Hello,
I'm reading about search macros, and I was wondering if there was a way to have optional arguments? From what I've read, the definitions of arguments is an absolute number ( e.g. foo(#) ). The most obvious solution would be to make a macro with the same name with 1, 2, 3, 4, etc arguments for the expected combinations of optional arguments.
Maybe defining the number of arguments to be an impossibly large number and formulate the search such that it works with null fields?
I don't have a concrete example, but something that comes to mind could be a complex or bulky search that could take any number of fields. Just trying to figure out what I can and can't do with macros.
Thanks!
I usually do what I do with overloaded functions: Define one know-it-all version with n arguments, and feeder versions with lower-than-n arguments. Simple example:
`my_top(1)` --> `my_top($field$, 20)`
`my_top(2)` --> stats count by $field$ | sort - count | head $num$
The user of the macro can choose to define the optional num
argument or not, then he gets the default of 20. For this example zero arguments would only make sense if you could reasonably guess a default field name to count by.

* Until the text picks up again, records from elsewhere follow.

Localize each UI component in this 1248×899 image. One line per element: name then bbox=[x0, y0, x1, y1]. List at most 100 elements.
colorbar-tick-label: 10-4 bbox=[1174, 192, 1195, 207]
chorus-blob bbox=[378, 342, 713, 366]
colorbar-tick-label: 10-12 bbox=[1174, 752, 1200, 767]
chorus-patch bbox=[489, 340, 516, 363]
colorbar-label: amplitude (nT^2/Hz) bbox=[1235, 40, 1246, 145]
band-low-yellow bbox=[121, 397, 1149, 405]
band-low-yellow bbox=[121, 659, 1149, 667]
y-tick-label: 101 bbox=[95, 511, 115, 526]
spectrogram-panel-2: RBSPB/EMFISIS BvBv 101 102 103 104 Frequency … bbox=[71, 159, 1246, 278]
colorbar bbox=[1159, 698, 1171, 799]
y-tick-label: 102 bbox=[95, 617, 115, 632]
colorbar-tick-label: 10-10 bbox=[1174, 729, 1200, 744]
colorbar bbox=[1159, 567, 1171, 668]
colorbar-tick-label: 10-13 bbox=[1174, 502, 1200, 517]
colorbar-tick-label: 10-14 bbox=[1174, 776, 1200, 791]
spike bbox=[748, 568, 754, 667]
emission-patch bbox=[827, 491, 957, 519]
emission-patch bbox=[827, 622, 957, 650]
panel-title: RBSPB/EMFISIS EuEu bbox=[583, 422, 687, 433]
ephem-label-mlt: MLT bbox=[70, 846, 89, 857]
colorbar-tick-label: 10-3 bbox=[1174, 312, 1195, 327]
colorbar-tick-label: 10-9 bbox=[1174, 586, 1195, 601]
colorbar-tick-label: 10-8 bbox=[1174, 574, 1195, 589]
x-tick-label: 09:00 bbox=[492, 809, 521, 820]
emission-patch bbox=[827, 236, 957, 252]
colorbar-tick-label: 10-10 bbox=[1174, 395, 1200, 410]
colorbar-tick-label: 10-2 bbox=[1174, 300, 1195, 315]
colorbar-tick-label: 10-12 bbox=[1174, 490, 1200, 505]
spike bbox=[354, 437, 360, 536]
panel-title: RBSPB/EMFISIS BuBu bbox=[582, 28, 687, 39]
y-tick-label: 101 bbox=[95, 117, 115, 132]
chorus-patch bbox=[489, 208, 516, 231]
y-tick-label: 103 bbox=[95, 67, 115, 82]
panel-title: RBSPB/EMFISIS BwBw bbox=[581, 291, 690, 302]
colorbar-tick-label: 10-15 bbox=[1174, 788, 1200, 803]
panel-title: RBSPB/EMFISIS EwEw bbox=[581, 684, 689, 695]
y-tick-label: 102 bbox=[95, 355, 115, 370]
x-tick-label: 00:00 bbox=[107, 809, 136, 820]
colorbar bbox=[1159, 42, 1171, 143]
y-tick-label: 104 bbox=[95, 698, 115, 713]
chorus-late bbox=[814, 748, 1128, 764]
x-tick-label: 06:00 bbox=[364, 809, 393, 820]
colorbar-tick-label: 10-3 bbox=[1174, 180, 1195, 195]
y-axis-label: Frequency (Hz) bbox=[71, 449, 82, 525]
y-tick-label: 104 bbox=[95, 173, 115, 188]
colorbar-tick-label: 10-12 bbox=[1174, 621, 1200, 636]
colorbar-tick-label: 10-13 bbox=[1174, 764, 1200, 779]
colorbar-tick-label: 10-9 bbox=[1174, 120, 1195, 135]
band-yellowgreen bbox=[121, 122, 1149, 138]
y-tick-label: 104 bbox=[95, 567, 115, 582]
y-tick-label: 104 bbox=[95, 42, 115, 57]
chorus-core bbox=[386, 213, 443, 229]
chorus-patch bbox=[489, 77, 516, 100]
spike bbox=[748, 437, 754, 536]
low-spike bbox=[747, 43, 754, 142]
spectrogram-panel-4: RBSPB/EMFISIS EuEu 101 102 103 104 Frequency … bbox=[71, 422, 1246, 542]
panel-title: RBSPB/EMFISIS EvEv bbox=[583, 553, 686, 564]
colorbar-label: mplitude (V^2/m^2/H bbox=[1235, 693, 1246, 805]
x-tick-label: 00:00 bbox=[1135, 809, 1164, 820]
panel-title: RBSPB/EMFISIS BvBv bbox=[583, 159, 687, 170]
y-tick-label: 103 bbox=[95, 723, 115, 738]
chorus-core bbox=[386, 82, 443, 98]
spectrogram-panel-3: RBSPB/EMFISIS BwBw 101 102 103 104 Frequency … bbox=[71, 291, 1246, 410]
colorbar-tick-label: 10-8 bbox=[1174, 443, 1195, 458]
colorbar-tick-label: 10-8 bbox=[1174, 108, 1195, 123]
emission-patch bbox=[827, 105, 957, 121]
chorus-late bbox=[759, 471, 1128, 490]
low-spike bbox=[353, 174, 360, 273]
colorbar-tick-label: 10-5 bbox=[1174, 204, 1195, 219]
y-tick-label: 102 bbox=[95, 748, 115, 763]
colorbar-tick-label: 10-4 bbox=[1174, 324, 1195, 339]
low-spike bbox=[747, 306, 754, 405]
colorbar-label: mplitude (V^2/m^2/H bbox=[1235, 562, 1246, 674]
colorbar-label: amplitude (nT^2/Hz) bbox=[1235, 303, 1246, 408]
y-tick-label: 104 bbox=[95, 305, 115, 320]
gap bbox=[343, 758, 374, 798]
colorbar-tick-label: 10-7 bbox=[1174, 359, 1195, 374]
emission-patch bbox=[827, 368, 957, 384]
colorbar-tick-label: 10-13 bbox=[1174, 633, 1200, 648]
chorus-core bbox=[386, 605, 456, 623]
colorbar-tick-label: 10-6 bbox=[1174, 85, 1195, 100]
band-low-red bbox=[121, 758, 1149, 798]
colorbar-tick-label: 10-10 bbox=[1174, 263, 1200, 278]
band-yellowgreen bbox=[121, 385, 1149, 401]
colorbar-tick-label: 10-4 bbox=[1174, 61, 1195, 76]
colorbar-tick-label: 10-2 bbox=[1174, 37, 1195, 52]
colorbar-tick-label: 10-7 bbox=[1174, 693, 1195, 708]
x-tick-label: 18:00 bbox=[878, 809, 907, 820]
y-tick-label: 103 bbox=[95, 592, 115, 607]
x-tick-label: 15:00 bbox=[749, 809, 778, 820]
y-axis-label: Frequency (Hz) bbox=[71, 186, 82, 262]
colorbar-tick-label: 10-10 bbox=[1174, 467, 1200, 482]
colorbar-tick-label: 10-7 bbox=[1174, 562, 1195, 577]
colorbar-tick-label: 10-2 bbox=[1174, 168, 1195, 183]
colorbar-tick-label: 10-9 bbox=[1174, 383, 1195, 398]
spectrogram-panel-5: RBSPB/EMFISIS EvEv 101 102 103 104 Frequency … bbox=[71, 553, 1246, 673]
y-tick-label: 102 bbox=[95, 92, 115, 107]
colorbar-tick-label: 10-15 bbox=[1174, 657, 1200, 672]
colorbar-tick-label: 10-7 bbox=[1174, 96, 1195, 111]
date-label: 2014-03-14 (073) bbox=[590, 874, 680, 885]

I usually do what I do with overloaded functions: Define one know-it-all version with n arguments, and feeder versions with lower-than-n arguments. Simple example:
`my_top(1)` --> `my_top($field$, 20)`
`my_top(2)` --> stats count by $field$ | sort - count | head $num$
The user of the macro can choose to define the optional num
argument or not, then he gets the default of 20. For this example zero arguments would only make sense if you could reasonably guess a default field name to count by.